THE LOCAL GOVERNMENT
This is where the definition of “government” should be experienced – government for the people.
This is the level closest to the people. Every community belongs to a Local Government Area (LGA), headed by a Chairman and a Legislative Council made up of Councillors. Local Governments are supposed to handle the things that affect us daily – Primary schools, Local roads, Health centers, Waste collection, Water and sanitation, Community development projects.
When refuse piles up or the local primary school has no teachers, it is the Councillor and Chairman who should answer questions, not the President.
Unfortunately, many Local Governments no longer function as they should because state governments often control their funds. Yet, citizens rarely speak up or ask questions at that level. Local Government autonomy will only matter when people at the grassroots start holding their Chairmen and Councillors accountable.
MINISTRIES, AGENCIES, AND PARASTATALS
These are the Machinery of Governance. A government is not just a collection of elected leaders. It is a whole structure that depends on thousands of workers and professionals:
• Ministers and Commissioners give political direction • Permanent Secretaries ensure stability in the civil service • Directors-General and Heads of Agencies carry out technical programs • Boards and Councils provide oversight and checks.
When projects fail or funds disappear, we must trace who was in charge – which ministry, which agency, which official – instead of blaming the system as a whole; because it’s only when accountability is specific can governance be effective.
HOW POLICY SHOULD FLOW
Good governance should move like a pipeline:
1. The President defines national priorities and broad policies.
2. Federal Ministries and Agencies build frameworks and funding models.
3. State Governments adapt them to suit local realities.

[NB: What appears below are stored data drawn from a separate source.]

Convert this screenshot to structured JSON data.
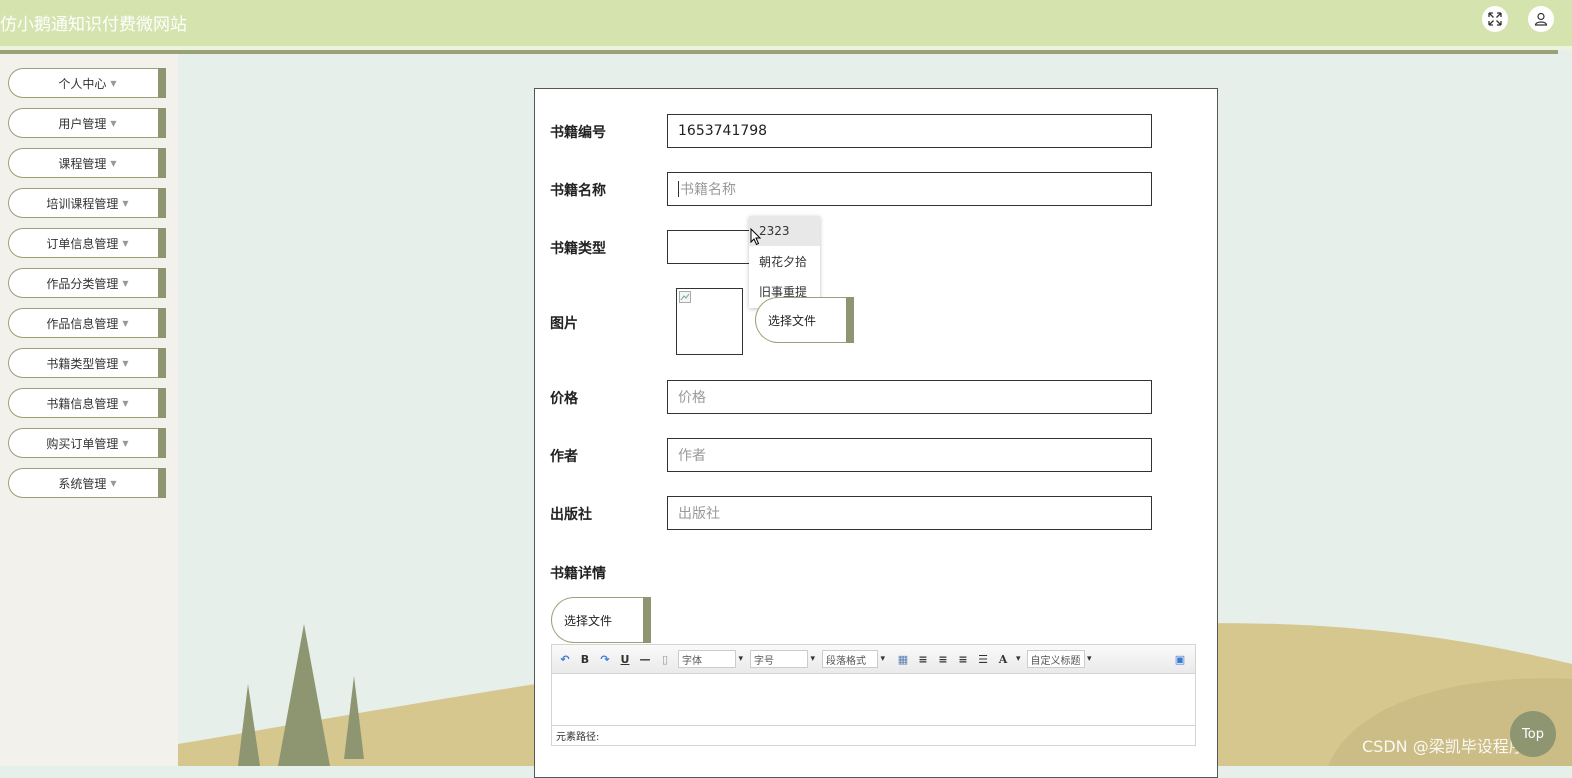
{
  "app": {
    "title": "仿小鹅通知识付费微网站"
  },
  "sidebar": {
    "items": [
      {
        "label": "个人中心"
      },
      {
        "label": "用户管理"
      },
      {
        "label": "课程管理"
      },
      {
        "label": "培训课程管理"
      },
      {
        "label": "订单信息管理"
      },
      {
        "label": "作品分类管理"
      },
      {
        "label": "作品信息管理"
      },
      {
        "label": "书籍类型管理"
      },
      {
        "label": "书籍信息管理"
      },
      {
        "label": "购买订单管理"
      },
      {
        "label": "系统管理"
      }
    ]
  },
  "form": {
    "book_no_label": "书籍编号",
    "book_no_value": "1653741798",
    "book_name_label": "书籍名称",
    "book_name_placeholder": "书籍名称",
    "book_type_label": "书籍类型",
    "book_type_options": [
      "2323",
      "朝花夕拾",
      "旧事重提"
    ],
    "image_label": "图片",
    "choose_file_label": "选择文件",
    "price_label": "价格",
    "price_placeholder": "价格",
    "author_label": "作者",
    "author_placeholder": "作者",
    "publisher_label": "出版社",
    "publisher_placeholder": "出版社",
    "detail_label": "书籍详情",
    "detail_choose_file_label": "选择文件"
  },
  "editor": {
    "font_select": "字体",
    "size_select": "字号",
    "paragraph_select": "段落格式",
    "custom_title_select": "自定义标题",
    "element_path": "元素路径:"
  },
  "watermark": "CSDN @梁凯毕设程序",
  "top_button": "Top",
  "colors": {
    "header": "#d5e3ae",
    "accent": "#8e9671",
    "background": "#e6efe9"
  }
}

4. Local Governments deliver those policies directly to citizens.
5. Citizens observe, question, and give feedback.
When any link in this chain fails, everything above it is affected. That is why citizens must pay attention at every level.
MISPLACED ANGER, MISGUIDED EXPECTATIONS
Our biggest national problem is not just corruption or poor leadership it is fundamentally a lack of citizens awareness misdirected expectation. We pour all our frustration on the President while Governors and Chairmen go unchallenged. Sometimes, even the governor’s systematically deflects their responsibilities to the presidency.

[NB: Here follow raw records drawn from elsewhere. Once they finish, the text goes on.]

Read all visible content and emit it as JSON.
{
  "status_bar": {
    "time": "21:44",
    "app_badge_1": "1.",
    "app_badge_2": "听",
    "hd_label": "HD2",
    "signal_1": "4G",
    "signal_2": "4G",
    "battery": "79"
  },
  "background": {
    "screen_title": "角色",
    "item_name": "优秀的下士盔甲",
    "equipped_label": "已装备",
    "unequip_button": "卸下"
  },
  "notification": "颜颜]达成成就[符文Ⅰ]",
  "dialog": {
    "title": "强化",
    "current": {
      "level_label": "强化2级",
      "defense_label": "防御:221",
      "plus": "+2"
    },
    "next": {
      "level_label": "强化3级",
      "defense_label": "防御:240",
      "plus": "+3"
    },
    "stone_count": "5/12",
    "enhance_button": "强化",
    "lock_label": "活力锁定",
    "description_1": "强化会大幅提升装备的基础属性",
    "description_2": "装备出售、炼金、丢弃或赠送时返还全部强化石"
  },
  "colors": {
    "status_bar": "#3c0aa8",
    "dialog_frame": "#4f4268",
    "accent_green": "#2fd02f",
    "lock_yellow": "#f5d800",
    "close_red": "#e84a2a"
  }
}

We ask Abuja for what our Local Government should fix. We complain about local schools to a Federal Ministry. We expect one man in Aso Rock to do the work of hundreds of thousands across 774 LGAs.
This habit weakens accountability and encourages leaders at lower levels to do little or nothing, knowing that no one will question them. Until citizens understand where responsibility lies, anger will keep burning in the wrong direction.

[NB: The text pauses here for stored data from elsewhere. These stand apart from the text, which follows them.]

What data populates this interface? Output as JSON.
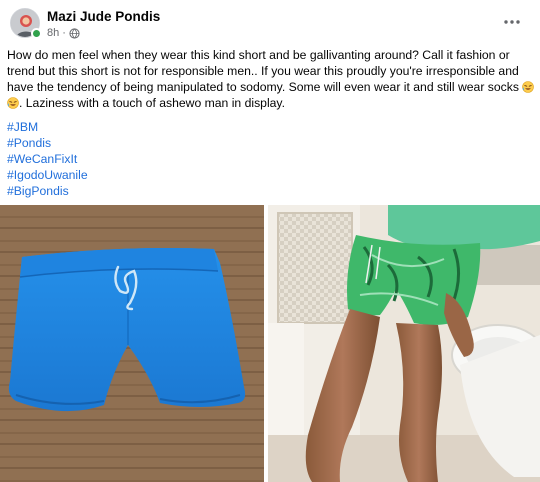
{
  "post": {
    "author": "Mazi Jude Pondis",
    "timestamp": "8h",
    "visibility_icon": "globe-icon",
    "more_icon": "more-horizontal-icon",
    "text_parts": [
      "How do men feel when they wear this kind short and be gallivanting around? Call it fashion or trend but this short is not for responsible men.. If you wear this proudly you're irresponsible and have the tendency of being manipulated to sodomy. Some will even wear it and still wear socks ",
      ". Laziness with a touch of ashewo man in display."
    ],
    "emoji_icon": "rofl-emoji-icon",
    "hashtags": [
      "#JBM",
      "#Pondis",
      "#WeCanFixIt",
      "#IgodoUwanile",
      "#BigPondis"
    ],
    "photos": [
      {
        "name": "blue-shorts-photo"
      },
      {
        "name": "green-shorts-photo"
      }
    ]
  },
  "colors": {
    "hashtag": "#216fdb",
    "meta": "#65676b",
    "online": "#31a24c",
    "shorts_blue": "#1e88e5",
    "shorts_green": "#3fb86a"
  }
}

IN DEFENCE OF SHARED RESPONSIBILITY
This is not to say the President has no responsibility. He does – and it is a heavy one. But the President cannot clean your street, repair your township road, or post teachers to your local school. He can only create policies, set national standards, and ensure that resources reach the right places.
Governors, Ministers, Chairmen, and Councillors must each play their part. When they fail, citizens must call them out.
Accountability is not an Abuja issue – it is a national habit we must all learn to practice from the top to the bottom.
THE CIVIC AWAKENING NIGERIA NEEDS
Democracy is not just about voting. It is about understanding.
We cannot have good governance without informed citizens.
If every Nigerian knows who to hold accountable, corruption will lose its hiding place. If we learn to ask the right questions from the right offices, development will no longer be delayed by confusion. And this is not taking away the supervisory responsibilities of the President.
So before we say, the government has failed, let us first ask:
Which government? Federal, State, or Local? Which Ministry? Which Agency? Which Official?
That is how we begin to reclaim accountability.
That is how we strengthen democracy.
And that is how Nigeria can finally start working – not only from the top, but also from the ground up.